The history of music in Iceland has no parallel in other European countries, or, probably, anywhere else in the world. In Iceland the music of the "Middle Ages" predominated well into the nineteenth century. Due to Iceland's isolation, centuries of musical development on the European continent had gone by unnoticed. Even ordinary four-part choral singing was first heard in the fifth decade of the 19th century. Instrumental music, in the usual sense of that term, was non-existent.
When the "new" music finally found its way to Iceland, the population, with certain exceptions, especially as regards church music, proved to be more receptive than might have been expected. Latent creative talent soon emerged, and musical development has been exceedingly rapid in the twentieth century.

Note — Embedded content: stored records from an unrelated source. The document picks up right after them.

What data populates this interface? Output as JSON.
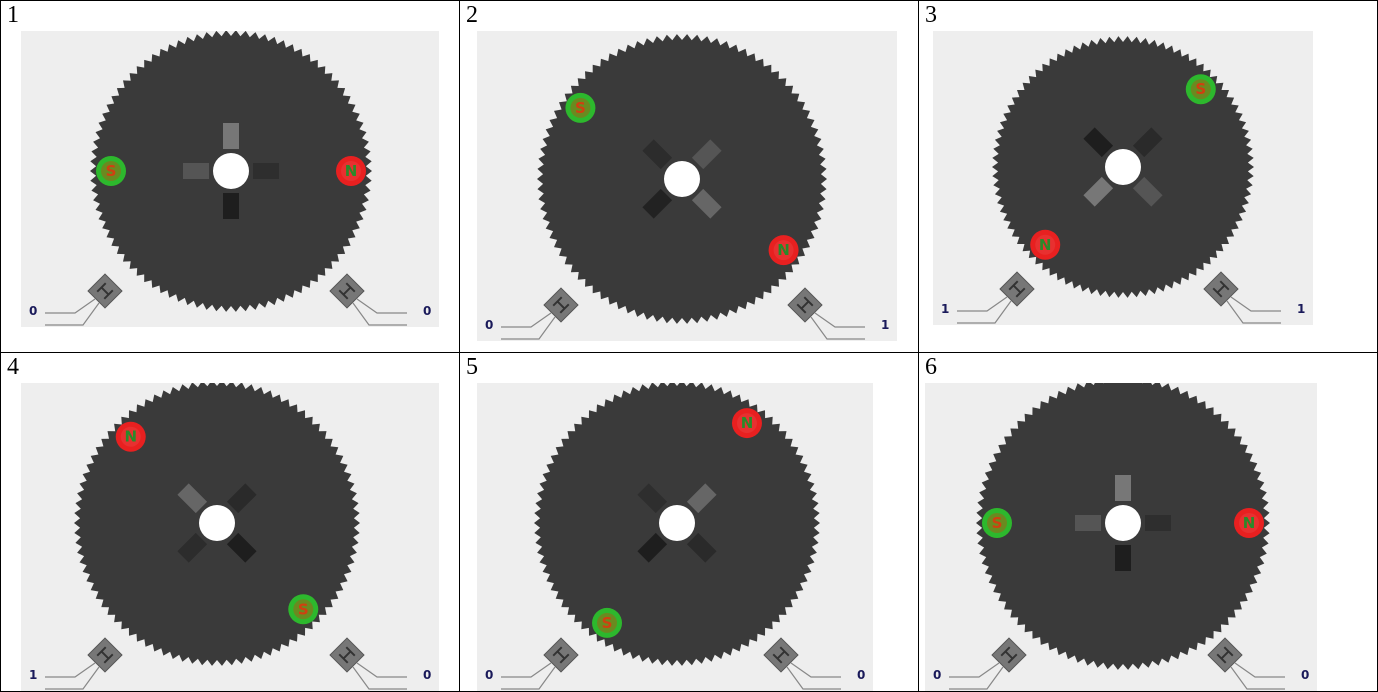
{
  "panels": [
    {
      "number": "1",
      "left_sensor": "0",
      "right_sensor": "0",
      "magnet_angle": 0
    },
    {
      "number": "2",
      "left_sensor": "0",
      "right_sensor": "1",
      "magnet_angle": 35
    },
    {
      "number": "3",
      "left_sensor": "1",
      "right_sensor": "1",
      "magnet_angle": 135
    },
    {
      "number": "4",
      "left_sensor": "1",
      "right_sensor": "0",
      "magnet_angle": 225
    },
    {
      "number": "5",
      "left_sensor": "0",
      "right_sensor": "0",
      "magnet_angle": 305
    },
    {
      "number": "6",
      "left_sensor": "0",
      "right_sensor": "0",
      "magnet_angle": 0
    }
  ],
  "magnets": {
    "south_letter": "S",
    "north_letter": "N"
  },
  "colors": {
    "rotor": "#3a3a3a",
    "panel_bg": "#eeeeee",
    "south_ring": "#2db82d",
    "north_fill": "#e82020",
    "letter": "#d04010"
  }
}
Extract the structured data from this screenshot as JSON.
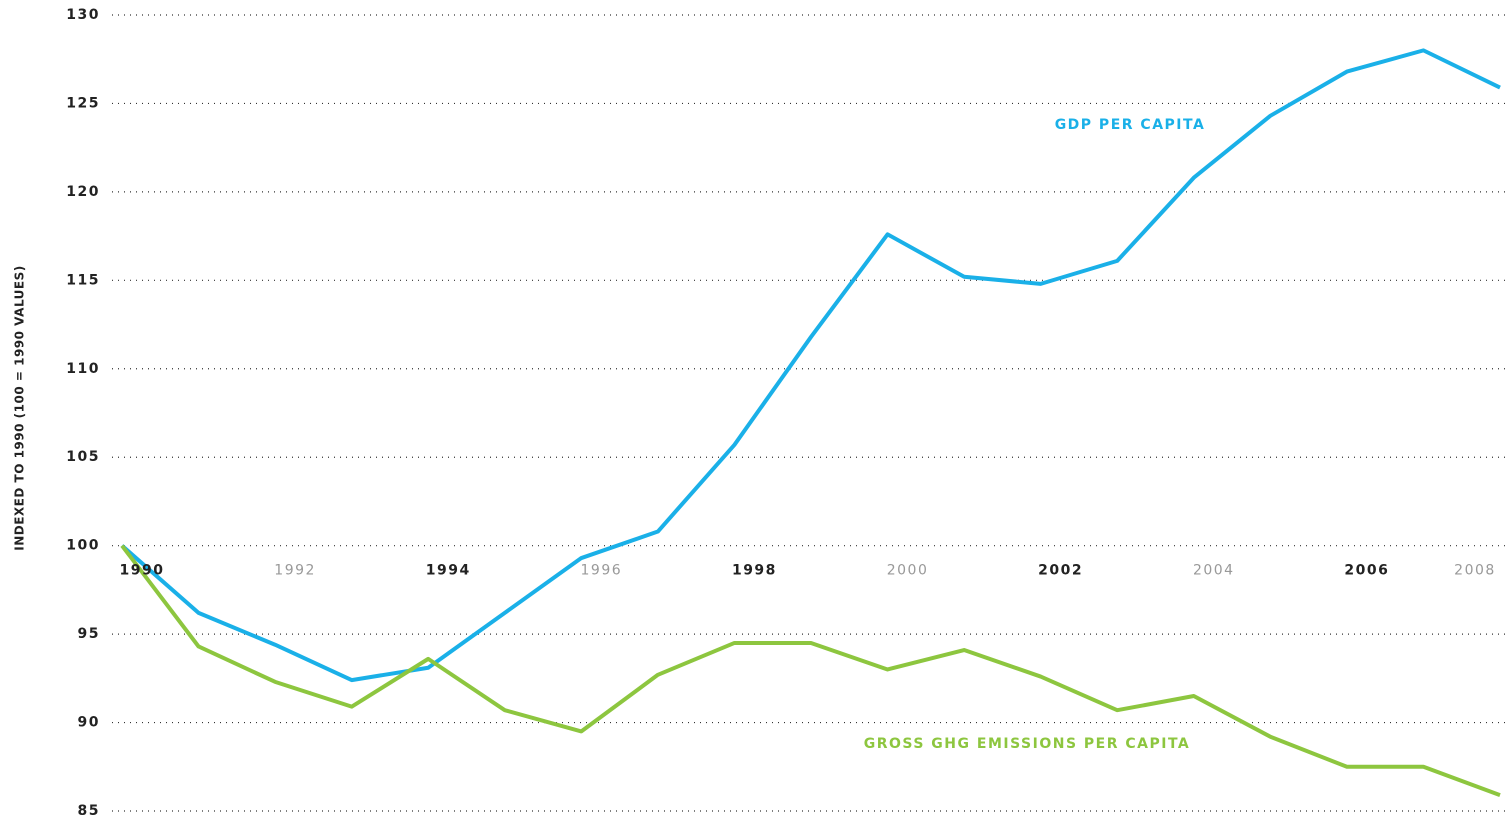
{
  "chart_data": {
    "type": "line",
    "y_label": "INDEXED TO 1990 (100 = 1990 VALUES)",
    "x": [
      1990,
      1991,
      1992,
      1993,
      1994,
      1995,
      1996,
      1997,
      1998,
      1999,
      2000,
      2001,
      2002,
      2003,
      2004,
      2005,
      2006,
      2007,
      2008
    ],
    "xlim": [
      1990,
      2008
    ],
    "xticks": [
      1990,
      1992,
      1994,
      1996,
      1998,
      2000,
      2002,
      2004,
      2006,
      2008
    ],
    "ylim": [
      85,
      130
    ],
    "yticks": [
      85,
      90,
      95,
      100,
      105,
      110,
      115,
      120,
      125,
      130
    ],
    "grid": true,
    "series": [
      {
        "name": "GDP PER CAPITA",
        "color": "#1ab0e8",
        "values": [
          100,
          96.2,
          94.4,
          92.4,
          93.1,
          96.2,
          99.3,
          100.8,
          105.7,
          111.8,
          117.6,
          115.2,
          114.8,
          116.1,
          120.8,
          124.3,
          126.8,
          128.0,
          125.9
        ]
      },
      {
        "name": "GROSS GHG EMISSIONS PER CAPITA",
        "color": "#8dc63f",
        "values": [
          100,
          94.3,
          92.3,
          90.9,
          93.6,
          90.7,
          89.5,
          92.7,
          94.5,
          94.5,
          93.0,
          94.1,
          92.6,
          90.7,
          91.5,
          89.2,
          87.5,
          87.5,
          85.9
        ]
      }
    ]
  }
}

In the 1980’s Icelandic music was on the world music map with the emergence of artists such as the Sugarcubes. In more recent years Iceland has seen international success of many more artists, such as Sigur Rós.

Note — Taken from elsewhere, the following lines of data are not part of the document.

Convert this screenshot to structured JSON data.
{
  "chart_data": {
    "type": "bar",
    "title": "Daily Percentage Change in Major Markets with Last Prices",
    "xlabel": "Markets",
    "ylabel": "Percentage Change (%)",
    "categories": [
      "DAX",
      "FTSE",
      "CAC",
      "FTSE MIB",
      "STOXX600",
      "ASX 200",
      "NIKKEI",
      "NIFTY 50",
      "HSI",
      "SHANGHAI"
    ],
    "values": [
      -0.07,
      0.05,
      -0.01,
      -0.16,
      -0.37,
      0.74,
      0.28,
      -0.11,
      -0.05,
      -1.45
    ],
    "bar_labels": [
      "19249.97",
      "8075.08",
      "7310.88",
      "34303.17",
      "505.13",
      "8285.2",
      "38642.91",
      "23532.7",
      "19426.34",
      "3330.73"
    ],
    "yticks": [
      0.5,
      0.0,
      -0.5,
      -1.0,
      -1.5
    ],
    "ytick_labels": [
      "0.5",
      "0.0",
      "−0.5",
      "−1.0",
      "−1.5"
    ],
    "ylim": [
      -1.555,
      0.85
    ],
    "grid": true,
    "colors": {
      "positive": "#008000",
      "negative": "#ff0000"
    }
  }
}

Jón Leifs (1899-1968) is one of Iceland’s best known classical composer writing many of his works about Icelandic nature which bore titles such as Hekla, Dettifoss and Geysir. The Iceland Symphony Orchestra was founded in 1950 and was nominated for a Grammy Award in 2009. Pianist Víkingur Ólafsson has garnered an international reputation as well as cellist Sæunn Þorsteinsdóttir and Daníel Bjarnason, a young classical composer and conductor.

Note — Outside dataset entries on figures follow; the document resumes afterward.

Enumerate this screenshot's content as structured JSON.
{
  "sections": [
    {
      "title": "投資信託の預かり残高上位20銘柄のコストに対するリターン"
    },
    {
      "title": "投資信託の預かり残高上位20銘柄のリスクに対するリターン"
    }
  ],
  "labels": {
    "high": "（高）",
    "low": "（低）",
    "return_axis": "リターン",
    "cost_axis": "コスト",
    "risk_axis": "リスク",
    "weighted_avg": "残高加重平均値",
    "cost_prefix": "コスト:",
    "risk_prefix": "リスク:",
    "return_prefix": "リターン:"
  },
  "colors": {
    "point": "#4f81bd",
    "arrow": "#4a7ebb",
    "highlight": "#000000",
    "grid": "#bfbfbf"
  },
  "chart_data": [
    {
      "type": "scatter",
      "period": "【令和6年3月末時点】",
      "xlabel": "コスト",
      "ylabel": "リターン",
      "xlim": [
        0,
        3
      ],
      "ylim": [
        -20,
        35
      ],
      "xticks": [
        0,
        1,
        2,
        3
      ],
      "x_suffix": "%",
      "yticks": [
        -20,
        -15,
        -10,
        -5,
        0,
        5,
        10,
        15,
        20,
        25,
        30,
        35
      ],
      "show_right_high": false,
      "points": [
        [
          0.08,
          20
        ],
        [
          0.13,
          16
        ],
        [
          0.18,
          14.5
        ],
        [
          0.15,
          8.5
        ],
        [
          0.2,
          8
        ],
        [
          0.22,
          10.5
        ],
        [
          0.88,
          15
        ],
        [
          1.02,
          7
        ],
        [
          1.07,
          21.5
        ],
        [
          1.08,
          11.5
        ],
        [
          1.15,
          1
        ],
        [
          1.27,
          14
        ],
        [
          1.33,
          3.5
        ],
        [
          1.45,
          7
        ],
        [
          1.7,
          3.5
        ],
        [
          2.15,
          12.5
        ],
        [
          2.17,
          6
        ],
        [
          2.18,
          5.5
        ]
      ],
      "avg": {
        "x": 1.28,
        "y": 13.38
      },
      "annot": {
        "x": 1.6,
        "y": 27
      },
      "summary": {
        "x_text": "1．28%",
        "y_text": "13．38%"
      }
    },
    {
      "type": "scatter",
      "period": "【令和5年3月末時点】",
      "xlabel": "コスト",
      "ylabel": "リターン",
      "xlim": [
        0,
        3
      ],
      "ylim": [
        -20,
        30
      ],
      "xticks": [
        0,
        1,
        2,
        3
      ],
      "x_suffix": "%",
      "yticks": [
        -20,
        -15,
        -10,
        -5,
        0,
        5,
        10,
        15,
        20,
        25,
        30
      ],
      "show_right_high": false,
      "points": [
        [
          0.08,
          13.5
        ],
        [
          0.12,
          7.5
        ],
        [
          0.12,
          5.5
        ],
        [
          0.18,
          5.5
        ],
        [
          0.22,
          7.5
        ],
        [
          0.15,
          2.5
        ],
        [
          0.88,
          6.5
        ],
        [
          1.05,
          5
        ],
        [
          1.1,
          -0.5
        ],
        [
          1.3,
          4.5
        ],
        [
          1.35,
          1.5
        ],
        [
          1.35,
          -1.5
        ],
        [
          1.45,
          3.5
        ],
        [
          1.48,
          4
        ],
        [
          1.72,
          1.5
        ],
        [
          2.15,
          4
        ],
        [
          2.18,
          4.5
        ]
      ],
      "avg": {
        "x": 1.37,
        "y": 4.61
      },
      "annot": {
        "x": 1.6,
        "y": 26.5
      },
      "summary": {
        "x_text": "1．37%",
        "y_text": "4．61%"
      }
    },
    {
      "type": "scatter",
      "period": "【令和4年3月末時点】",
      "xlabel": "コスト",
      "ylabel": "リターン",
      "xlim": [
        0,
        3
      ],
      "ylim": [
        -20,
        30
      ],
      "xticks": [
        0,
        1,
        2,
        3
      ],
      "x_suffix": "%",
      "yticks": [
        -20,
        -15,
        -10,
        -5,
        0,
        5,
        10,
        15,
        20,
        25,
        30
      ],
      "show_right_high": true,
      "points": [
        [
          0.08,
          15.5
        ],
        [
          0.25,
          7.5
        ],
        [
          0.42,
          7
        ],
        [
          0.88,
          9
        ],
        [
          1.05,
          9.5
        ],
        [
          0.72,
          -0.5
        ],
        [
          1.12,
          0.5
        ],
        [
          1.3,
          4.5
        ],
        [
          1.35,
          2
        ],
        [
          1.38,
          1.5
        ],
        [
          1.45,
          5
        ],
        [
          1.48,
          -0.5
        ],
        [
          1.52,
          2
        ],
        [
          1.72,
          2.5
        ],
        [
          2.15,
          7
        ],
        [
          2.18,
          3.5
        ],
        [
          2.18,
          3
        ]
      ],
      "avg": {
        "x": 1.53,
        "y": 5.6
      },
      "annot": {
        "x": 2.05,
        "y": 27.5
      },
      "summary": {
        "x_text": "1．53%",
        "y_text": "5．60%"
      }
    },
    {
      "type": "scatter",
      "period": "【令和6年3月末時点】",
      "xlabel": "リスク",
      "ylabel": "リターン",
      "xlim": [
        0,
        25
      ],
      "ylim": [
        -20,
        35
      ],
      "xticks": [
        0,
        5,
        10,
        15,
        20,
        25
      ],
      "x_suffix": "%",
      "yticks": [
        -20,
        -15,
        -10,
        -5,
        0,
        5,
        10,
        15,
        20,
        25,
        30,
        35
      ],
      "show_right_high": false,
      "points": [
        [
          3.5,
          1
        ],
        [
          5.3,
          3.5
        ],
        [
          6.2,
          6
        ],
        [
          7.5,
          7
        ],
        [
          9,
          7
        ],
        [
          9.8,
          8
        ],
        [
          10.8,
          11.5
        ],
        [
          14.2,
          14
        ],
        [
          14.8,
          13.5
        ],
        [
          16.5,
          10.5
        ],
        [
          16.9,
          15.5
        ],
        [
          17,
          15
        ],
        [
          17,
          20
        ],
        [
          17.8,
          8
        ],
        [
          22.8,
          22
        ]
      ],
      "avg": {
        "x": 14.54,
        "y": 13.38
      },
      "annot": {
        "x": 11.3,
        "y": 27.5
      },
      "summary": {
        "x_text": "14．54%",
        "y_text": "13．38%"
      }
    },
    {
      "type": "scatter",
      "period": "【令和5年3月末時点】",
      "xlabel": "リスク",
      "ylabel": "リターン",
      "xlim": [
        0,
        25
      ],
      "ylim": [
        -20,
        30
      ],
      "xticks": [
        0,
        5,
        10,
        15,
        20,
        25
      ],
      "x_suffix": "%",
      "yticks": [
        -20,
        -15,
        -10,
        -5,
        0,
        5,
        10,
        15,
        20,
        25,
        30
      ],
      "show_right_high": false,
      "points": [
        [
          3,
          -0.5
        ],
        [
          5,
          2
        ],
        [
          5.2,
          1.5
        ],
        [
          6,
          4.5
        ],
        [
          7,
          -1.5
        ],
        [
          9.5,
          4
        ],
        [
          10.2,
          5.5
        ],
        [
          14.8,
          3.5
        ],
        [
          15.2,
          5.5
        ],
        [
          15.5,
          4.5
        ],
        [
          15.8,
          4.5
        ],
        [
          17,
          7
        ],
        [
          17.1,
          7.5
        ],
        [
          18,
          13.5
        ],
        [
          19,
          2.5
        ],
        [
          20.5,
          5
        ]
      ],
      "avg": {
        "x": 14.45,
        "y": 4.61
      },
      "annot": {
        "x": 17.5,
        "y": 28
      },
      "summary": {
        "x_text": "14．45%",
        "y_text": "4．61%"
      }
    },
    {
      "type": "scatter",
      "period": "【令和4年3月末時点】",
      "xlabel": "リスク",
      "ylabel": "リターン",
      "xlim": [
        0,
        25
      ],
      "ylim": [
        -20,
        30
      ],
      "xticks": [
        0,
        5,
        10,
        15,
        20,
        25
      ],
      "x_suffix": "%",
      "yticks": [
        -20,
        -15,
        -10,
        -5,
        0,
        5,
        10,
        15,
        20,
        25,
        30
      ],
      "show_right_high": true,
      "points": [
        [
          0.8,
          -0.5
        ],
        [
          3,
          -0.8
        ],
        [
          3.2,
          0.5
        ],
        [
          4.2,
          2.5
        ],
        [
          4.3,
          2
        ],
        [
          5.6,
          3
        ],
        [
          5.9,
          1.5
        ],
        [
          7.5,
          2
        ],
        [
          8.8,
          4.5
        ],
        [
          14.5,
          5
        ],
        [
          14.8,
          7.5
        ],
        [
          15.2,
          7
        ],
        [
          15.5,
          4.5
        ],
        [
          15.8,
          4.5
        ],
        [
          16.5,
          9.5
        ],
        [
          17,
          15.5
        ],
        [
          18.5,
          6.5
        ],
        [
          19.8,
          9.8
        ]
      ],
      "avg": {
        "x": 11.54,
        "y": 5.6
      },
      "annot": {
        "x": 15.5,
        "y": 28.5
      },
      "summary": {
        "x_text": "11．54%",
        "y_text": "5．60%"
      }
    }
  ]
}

Iceland has many annual music festivals. The most recognised festival is Iceland Airwaves which started out in 1999 in an airplane hangar in Reykjavík. The festival showcases the Icelandic rock/pop/electro music scene along with numerous international acts. The festival takes place in October each year and is very popular as tickets are typically sold out weeks before it’s commencement. Among other festivals are I Never Went South, classical music festival Dark Music Days, hard rock festival Eistnaflug, Reykjavík Blues Festival, Reykjavík Jazz Festival and many more.